In 2000, Kraemer established Southeast’s Center for Environmental Analysis and serves as the director of the Center. The Center is the only environmental laboratory in southern Missouri that serves as an environmental analysis laboratory partner with the Missouri Department of Health and Senior Services. The Center for Environmental Analysis has performed numerous Global Positioning System (GPS)/Geographic Information System (GIS) mapping projects over the past five years for local and regional governmental agencies to assist them in mapping vulnerability assessment data, emergency response corridors, utility grids, natural resource concerns and public health assessment information. The Center also provides GIS training to regional mapping organizations and local government employees. Kraemer has conducted multi-year drinking water studies in rural aquifers to assess potential risks to residents from agricultural chemicals.

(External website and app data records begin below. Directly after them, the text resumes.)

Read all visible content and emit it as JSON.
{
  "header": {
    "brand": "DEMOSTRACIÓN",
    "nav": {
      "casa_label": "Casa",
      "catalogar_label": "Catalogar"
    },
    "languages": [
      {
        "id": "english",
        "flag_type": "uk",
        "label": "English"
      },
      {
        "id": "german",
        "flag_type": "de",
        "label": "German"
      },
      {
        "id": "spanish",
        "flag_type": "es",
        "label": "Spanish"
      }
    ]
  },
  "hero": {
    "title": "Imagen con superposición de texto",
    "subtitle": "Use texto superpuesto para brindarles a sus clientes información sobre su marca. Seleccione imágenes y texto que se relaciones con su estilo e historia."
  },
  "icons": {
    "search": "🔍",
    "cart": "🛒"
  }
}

In 2014, Kraemer became the chief executive officer for the Institute for Environmental Health Assessment and Patient Centered Outcomes. This non-profit organization is nationally known for its work in defining environmental relationships affecting human health.
Kraemer received Homeland Security grant funds to train first responders about Weapons of Mass Destruction and how to safely react to the threats of these weapons. He also serves on the Cape Girardeau County Infectious Disease Task Force. He is an invited member of the State of Missouri’s Asthma Coalition and has received Environmental Protection Agency funding for developing a global approach for assessing the impacts of indoor air quality on pediatric asthma patients. This program has become the foundation of the environmental segment of the State of Missouri’s Asthma Program.
During his professional career, Kraemer has presented papers at national conferences and been an invited keynote speaker at several medical and educational conferences, authored or co-authored several peer-reviewed articles, peer-reviewed toxicological books prior to publication and received several teaching and service awards, including Southeast’s Educator of the Year in 2012.